The night before he had a late night at day camp. When he woke up that morning he was tired and he had a cold. It was a hundred degrees in the park and was very humid. Did he walk off and fall asleep? Was he very hot and passed out? I don’t know. Was he very tired and sleeping until the rain came and woke him up and gave him a chiyus and hydrated him? We have no idea. We didn’t know any details whatsoever.

If he doesn’t remember, it’s much better that way.

I know he is, Baruch Hashem, 100% healthy.

Tell us about what happened Thursday.

Rabbi Shapiro: The captain, Mr. Schilit, called us and said that Thursday was a big camp banquet, and they were making it a seudas hoda’ah.

We came, and it was a tremendous simchah. Everyone was kissing and hugging each other, and we were dancing.

Friday, he went to day camp as always, on the bus. And we got a report from the staff that Baruch Hashem he is acting normally in day camp. They sent us pictures.

And Baruch Hashem we had a beautiful, wonderful Shabbos, no different from usual. He was running, playing, eating. Without knowing the story, you would not realize anything had happened.

He’s just a little upset that some news reports say he is 6 years old. He is actually 7 — he’ll turn 8 in three months!

What about the community’s reaction?

Rabbi Shapiro: Once the news spread that Yosef was missing, around 6:00 or 7:00 Wednesday, there was like a darkness on the block. People were very concerned and saying Tehillim. The non-Jewish people were praying as well. We heard people say they would not go to sleep until we find him.

And Baruch Hashem, when he was found there was a great simchah.

Thursday afternoon, when all the kids came home from day camp, everyone was being mesameach.

Relatives and friends brought him games and toys, and he enjoyed it so much.

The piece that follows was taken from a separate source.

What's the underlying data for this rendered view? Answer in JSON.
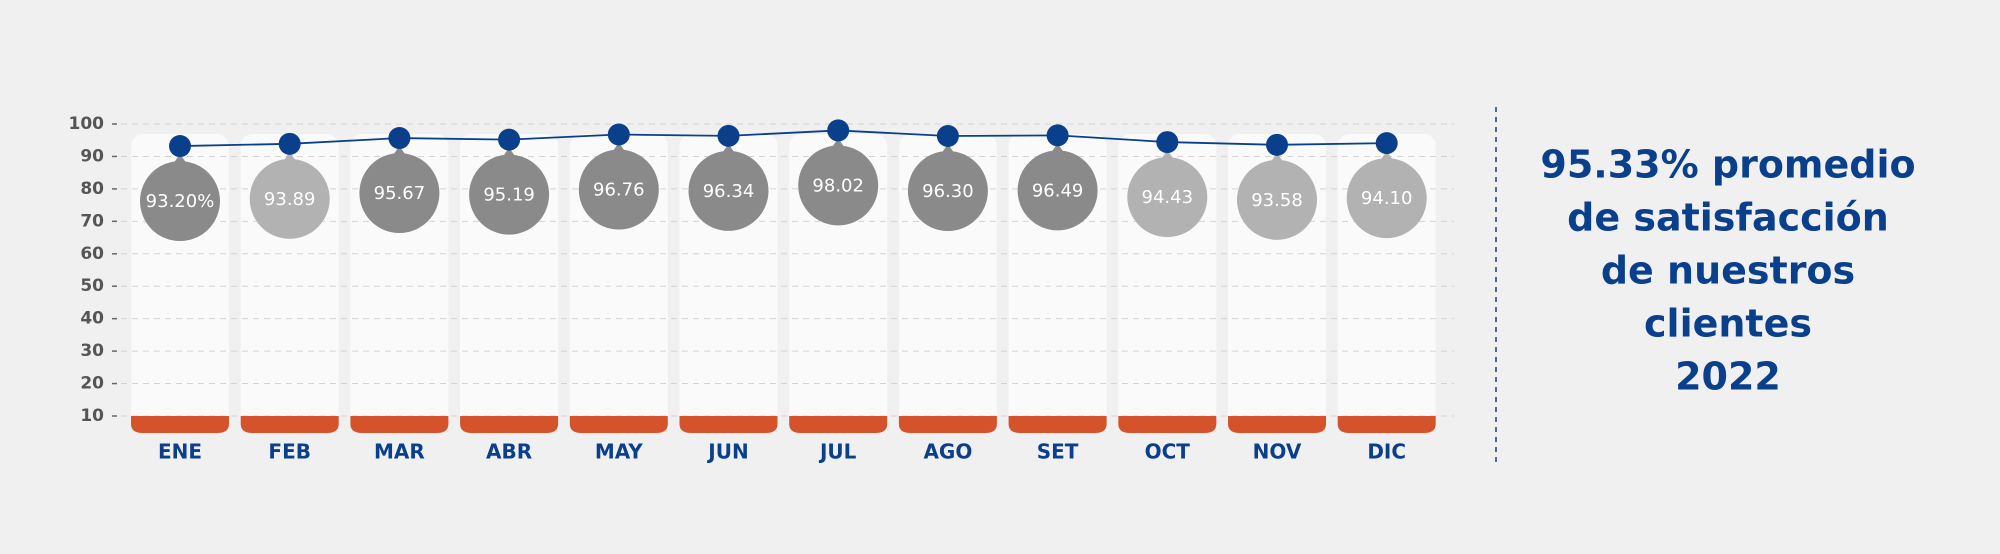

He Baruch Hashem already has plenty of games and toys, but of course he enjoyed the new ones as well.

 

Are his siblings jealous?

Rabbi Shapiro: The games generally need two, three or four players, and there are so many games, so they can be shared.

I imagine the past few days have been crazy for you with media interviews.

Rabbi Shapiro: We’re not into publicity and media. But we feel that this was a huge kiddush shem Shamayim. And unfortunately, in the secular media, there is a lot of anti-frum sentiment, but this story shows how special the Yidden are. A lot of kiddush shem Shamayim came out, so we felt that we should publicize this.

And because the community helped so much — from the mayor to the NYPD to the Shomrim and the media and everyone else — we felt that we should have hakaras hatov, and help them report on this story’s happy ending.